Боярыня Морозова
Шрифт:
Федосья считала денежки, чтоб купить птичек на всех: на батюшкину ребятню, Анне, Дуне, себе, но тут пошло в народе сильное движение, и к храму вышел наследник Алексей с сокольниками, а у сокольников клетки с птицами.
Увидавши кучу детишек-поповичей, царевич обрадовался, подошел, принялся раздавать птиц. И дворяночек наградил. Дуня получила кобчика, Анна – чижа.
– А нам осталось по зяблику! – сказал царевич, подавая птицу с атласными перышками Федосье. И обрадовался: – Я ведь тебя знаю!
А
– Спас Нерукотворный?
– Чудотворный Спас! – просияла глазами Федосья.
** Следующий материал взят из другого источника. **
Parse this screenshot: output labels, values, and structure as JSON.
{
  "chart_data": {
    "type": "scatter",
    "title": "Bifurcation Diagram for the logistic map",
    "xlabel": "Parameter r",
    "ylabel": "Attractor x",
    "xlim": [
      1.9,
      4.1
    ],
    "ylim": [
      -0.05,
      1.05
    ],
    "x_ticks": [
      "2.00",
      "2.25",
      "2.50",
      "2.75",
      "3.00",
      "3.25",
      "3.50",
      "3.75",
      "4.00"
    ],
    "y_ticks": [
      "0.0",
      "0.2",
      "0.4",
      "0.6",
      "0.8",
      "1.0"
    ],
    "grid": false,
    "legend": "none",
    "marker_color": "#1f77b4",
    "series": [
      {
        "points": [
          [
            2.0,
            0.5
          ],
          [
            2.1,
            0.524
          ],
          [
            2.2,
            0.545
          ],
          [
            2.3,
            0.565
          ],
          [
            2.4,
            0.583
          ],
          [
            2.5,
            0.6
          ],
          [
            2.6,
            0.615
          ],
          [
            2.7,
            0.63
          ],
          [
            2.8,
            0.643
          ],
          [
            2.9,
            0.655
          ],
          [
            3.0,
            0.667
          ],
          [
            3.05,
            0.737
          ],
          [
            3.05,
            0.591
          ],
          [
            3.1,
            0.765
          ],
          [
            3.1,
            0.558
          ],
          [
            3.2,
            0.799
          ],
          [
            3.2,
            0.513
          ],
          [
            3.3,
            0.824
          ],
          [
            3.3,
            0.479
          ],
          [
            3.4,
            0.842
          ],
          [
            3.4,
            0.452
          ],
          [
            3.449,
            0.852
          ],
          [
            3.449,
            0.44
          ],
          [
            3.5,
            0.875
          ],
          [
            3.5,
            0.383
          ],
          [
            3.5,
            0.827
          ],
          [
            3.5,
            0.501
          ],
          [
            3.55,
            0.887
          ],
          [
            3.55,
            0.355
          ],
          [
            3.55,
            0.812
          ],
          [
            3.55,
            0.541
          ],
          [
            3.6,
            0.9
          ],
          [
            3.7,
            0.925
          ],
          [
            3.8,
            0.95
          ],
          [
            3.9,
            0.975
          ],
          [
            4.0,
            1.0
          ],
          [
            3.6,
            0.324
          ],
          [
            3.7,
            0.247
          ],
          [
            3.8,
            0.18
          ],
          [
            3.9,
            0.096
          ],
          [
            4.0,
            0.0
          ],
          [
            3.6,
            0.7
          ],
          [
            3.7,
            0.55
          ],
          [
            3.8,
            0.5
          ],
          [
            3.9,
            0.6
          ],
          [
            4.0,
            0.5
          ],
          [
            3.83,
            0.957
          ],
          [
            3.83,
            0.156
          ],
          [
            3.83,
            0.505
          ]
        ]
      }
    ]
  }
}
Царевич подошел к отцу Дормидонту.
– Ради праздничка, батюшка, благослови!
– С Богом и к Богу! – Попу Дормидонту дали белого голубя, и у матушки был такой же белый.
Батюшка поднял руки, отпуская птицу. И тотчас в небо взлетела, радуя народ, счастливая стая вольных.
Кто-то в толпе сказал, вздохнувши:
– Вот бы этак крепостных мужиков отпускали!
Царевич глянул на толпу, но промолчал. Принялся дарить поповским детишкам монеты.
Когда ушел, матушка собрала царское подаяние. Трое старших получили по четверти ефимка, все остальные по алтыну. А вот меньшому, что спал у матушки на руках, был даден полный ефимок.
Тут Федосья хватилась кошелька с деньгами.
– Да где же он?
Поискали на земле.
– Ветра в поле ищешь! – сказал батюшка Дормидонт. – В Благовещенье воры заворовывают на счастье всего года.
– Порадоваться, что ли, за них? – спросила Федосья батюшку.
– Греховодники, – махнул рукой батюшка, – но Господь их не казнит. На земле есть место и овце, и волку.
– А ты где царевича видела? – спросила Анна.
– В Андроновском монастыре.
– Маша пожалеет, что не пошла с нами.
– Почему?
– Царевичу скоро шестнадцать. Через год или через два жену будет выбирать из девиц.
Лицо Марии Ильиничны и впрямь затуманилось, когда услышала о наследнике. А Катерина Федоровна даже руками всплеснула.
– Сами от счастья своего отворачиваемся. Господи, прости меня, грешную.
У Дуни в глазках звездочки сияли.
– Мне царевич дал грозную птицу – копчика. Я видела, мой копчик выше всех взлетел.
– А мне государь зяблика дал. У него тоже был зяблик! – простодушно улыбалась Федосья.
– Зяблики-певунчики! – сказала Анисья Никитична. – В лесу-то сладко свистят. Все лето не умолкают.
Украденных денег не пожалела.
– Деньги были птичьи. Вот и упорхнули. Какого-то ловкача порадуют. Ну и ладно!
Тяжкие думы
Он устал, поднимая руку до уровня глаз, дышал, как в гору шел. Пальцы растопырены, толстые, дутые, рука бесформенная.
– Как же я медведя-то на рожон посадил?
Лекари говорят: водянка. Тело немощно оттого, что много сидел.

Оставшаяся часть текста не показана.